If you live in a region where the winter months don’t get cold enough to send Bermuda grass into dormancy, keep it green by following a beneficial Bermuda grass watering schedule. Additionally, Bermuda grass that does not enter dormancy needs year-round fertilization in order to continue that thick, lush, green growth.
What Grass Will Stay Green Year-Round?
Unfortunately, there is no perfect grass that will stay green all year. Warm-season grasses like Bermuda thrive during the summer months but are quick to go dormant once temperatures drop. Cool-season grass varieties, on the other hand, tolerate moderate cold well but wilt in the summer heat. Plus, even cold-hardy grasses will go dormant once temperatures hit freezing.
- All grasses are subject to dormancy.
- Warm-season grasses do well during hot summers but go dormant once temperatures drop slightly.
- Cool-season grasses stay green down to near-freezing temperatures, but they often enter dormancy when exposed to summer heat.
- To get the best of both worlds, seed your Bermuda lawn with Annual Ryegrass in fall. This grass will remain green all winter.

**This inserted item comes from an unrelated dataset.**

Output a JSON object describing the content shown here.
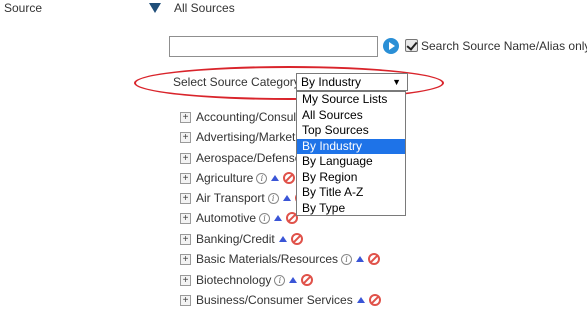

If you live in a region where your Bermuda lawn goes dormant for long periods during the winter, consider overseeding your lawn with Annual Ryegrass in the fall. This cool-season grass will sprout in fall and remain green throughout the relatively moderate winters where Bermuda is grown. Then, as temperatures rise in spring, the Ryegrass will die off as your Bermuda comes back to life. This is one of the best ways to cultivate a green lawn year-round.
Does Bermuda Stay Green Year Round?
Whether or not your Bermuda lawn stays green all year round depends on the weather you experience during the winter. Here are the quick rules for the Bermuda grass life cycle:
- Bermuda grass goes dormant once soil temperatures drop to 55℉ (12℃).
- In the Southeast, Southwest, and Southern California, Bermuda grass may stay green all year.
- In most of the South and Lower Midwest, temperatures drop low enough to send Bermuda grass into winter dormancy.
- Bermuda grass will green up in spring once soil temperatures rise to 60℉ (16℃).
Although you can’t control your Bermuda’s period of winter dormancy, you can keep your lawn green by overseeding Bermuda with Annual Ryegrass in the fall. This grass will remain green even when low nighttime temperatures bring frost. Then, it will die off in spring once temperatures rise and your Bermuda greens up again.